Tuesday, May 19, 2026

Judge Rejects NBA’s Request to Seal WBD Digital Streaming Deal

  • The NBA claims the deal contains proprietary business information. 
  • The judge in the case has his own unique legal history with the NBA.
NBA commissioner Adam Silver
Darren Yamashita-Imagn Images

Warner Bros. Discovery and the NBA continue to trade baskets before the two parties get into court. 

In a recent court filing, the league’s request to seal its agreement with WBD was denied by Supreme Court of the State of New York Judge Joel Cohen on Monday. The NBA can still file a new motion to redact or seal certain parts of the contract. The contract is considered a key piece of evidence to the NBA’s claim that WBD couldn’t match the 11-year, $19.8 billion deal the league recently struck with Amazon.

Though WBD matched Amazon’s financial terms, the NBA has argued Amazon’s offer included a number of benefits that WBD was structurally incapable of matching.

The NBA filed a motion to seal the contract in August, with permission from WBD. The document is a “Digital Rights Agreement” that WBD has with Bleacher Report to stream TNT games over Max through the life of its current media deal, which began in 2014 and runs through the end of the 2024–2025 season. The NBA’s reasoning was that the contract contained proprietary and sensitive business information.

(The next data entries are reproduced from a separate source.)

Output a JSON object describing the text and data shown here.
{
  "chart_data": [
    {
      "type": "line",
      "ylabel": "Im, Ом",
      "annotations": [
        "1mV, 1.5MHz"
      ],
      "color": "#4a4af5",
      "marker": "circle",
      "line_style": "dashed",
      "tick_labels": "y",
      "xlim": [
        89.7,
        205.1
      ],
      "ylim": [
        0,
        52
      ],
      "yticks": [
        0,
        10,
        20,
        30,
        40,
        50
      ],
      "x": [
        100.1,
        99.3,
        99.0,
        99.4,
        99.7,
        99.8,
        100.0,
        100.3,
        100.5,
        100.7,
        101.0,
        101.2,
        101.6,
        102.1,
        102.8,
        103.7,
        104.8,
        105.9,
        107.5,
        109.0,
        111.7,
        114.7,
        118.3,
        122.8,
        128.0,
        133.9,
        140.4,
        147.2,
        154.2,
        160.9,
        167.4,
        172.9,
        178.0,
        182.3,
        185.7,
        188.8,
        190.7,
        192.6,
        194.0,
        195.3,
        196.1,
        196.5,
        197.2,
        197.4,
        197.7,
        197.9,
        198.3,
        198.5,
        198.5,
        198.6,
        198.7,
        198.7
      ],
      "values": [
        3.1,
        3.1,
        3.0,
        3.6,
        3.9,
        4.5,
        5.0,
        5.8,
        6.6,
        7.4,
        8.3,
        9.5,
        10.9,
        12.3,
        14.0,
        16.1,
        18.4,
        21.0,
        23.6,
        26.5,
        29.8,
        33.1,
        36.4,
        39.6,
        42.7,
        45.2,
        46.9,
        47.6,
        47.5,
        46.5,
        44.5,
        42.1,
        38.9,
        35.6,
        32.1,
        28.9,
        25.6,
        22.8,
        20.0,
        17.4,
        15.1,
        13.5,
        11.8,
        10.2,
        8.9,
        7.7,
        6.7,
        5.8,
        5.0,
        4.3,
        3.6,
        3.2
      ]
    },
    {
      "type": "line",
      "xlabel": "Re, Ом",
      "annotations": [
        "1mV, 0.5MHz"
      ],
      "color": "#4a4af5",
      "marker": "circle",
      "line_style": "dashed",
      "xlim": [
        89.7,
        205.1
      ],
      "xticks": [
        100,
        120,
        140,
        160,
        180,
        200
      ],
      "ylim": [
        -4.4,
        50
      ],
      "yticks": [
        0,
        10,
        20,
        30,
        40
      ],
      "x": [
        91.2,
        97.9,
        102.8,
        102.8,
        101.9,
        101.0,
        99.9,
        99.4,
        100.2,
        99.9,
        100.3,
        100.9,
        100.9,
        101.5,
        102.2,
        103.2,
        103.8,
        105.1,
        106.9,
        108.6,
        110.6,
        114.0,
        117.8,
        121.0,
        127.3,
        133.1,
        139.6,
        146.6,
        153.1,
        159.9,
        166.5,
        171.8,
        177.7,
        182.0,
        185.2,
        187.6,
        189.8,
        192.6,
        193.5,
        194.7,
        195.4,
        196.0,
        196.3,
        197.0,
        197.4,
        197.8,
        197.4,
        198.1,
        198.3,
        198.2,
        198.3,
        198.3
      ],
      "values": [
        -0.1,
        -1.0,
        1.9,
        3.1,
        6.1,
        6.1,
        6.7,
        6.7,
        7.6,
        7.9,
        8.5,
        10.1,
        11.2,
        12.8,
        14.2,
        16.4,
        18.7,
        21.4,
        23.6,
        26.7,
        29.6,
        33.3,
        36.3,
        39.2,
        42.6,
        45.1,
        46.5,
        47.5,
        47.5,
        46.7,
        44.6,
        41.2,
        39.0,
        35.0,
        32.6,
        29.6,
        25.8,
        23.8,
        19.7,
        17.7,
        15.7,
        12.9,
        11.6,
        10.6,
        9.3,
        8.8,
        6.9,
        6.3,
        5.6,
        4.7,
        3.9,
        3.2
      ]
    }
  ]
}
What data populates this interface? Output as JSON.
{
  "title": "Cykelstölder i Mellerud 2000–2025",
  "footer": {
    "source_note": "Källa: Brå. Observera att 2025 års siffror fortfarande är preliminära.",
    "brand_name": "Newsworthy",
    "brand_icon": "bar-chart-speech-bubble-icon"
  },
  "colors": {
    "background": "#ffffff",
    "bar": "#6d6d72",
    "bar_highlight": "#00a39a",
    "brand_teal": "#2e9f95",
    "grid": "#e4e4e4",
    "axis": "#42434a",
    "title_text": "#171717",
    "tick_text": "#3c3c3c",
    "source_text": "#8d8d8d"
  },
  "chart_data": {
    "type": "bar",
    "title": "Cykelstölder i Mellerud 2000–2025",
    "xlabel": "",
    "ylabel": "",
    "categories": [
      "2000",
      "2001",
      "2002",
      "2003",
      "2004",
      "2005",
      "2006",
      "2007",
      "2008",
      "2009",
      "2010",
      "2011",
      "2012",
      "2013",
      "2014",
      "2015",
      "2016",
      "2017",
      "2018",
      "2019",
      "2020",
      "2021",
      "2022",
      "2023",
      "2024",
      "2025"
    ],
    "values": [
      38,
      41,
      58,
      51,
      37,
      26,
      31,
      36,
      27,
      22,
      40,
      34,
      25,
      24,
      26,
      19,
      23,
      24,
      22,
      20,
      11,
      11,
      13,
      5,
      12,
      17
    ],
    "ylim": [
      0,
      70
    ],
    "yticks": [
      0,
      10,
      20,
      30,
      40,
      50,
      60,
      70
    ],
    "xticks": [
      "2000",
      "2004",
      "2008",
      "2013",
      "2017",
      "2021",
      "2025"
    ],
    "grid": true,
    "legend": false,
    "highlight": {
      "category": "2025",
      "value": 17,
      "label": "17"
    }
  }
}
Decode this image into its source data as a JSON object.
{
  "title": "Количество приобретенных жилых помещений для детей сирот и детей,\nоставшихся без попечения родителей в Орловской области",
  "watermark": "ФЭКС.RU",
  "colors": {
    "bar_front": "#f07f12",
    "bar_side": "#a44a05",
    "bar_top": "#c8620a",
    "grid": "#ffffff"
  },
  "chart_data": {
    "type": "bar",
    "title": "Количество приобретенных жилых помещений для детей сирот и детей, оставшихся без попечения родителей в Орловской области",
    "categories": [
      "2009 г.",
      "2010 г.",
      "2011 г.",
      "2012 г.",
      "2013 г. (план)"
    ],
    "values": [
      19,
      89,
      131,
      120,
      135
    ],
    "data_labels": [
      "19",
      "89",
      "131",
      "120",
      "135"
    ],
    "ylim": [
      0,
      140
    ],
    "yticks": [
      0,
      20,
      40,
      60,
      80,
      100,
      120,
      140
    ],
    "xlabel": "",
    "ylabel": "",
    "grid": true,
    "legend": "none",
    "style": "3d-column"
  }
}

Cohen was unmoved. He wrote the NBA has 21 days to ask for specific portions of the contract to be redacted. He has yet to rule on a league request to dismiss the case in the early pleading stages. 

“Generalized assertions of confidentiality do not establish a compelling justification for the complete sealing that is proposed,” Cohen wrote. “While portions of the Digital Rights Agreement may include protectable confidential business information, Defendants have not made any attempt to isolate the specific portions of those documents that genuinely require redaction under the rigorous standards described above. Indeed, certain relevant portions of the Digital Rights Agreement are included in Defendants’ publicly filed memorandum of law, thus indicating that there are portions of the agreement that do not require sealing.”

Cohen has his own colorful history with the NBA from his time as an attorney. In the 1970s, two brothers had owned an ABA team that was left out of the NBA merger, and they received a slice of NBA TV revenue as compensation. The deal paid the brothers so much money that by 2014, when Cohen represented them, the league wrote them a buyout check for $500 million.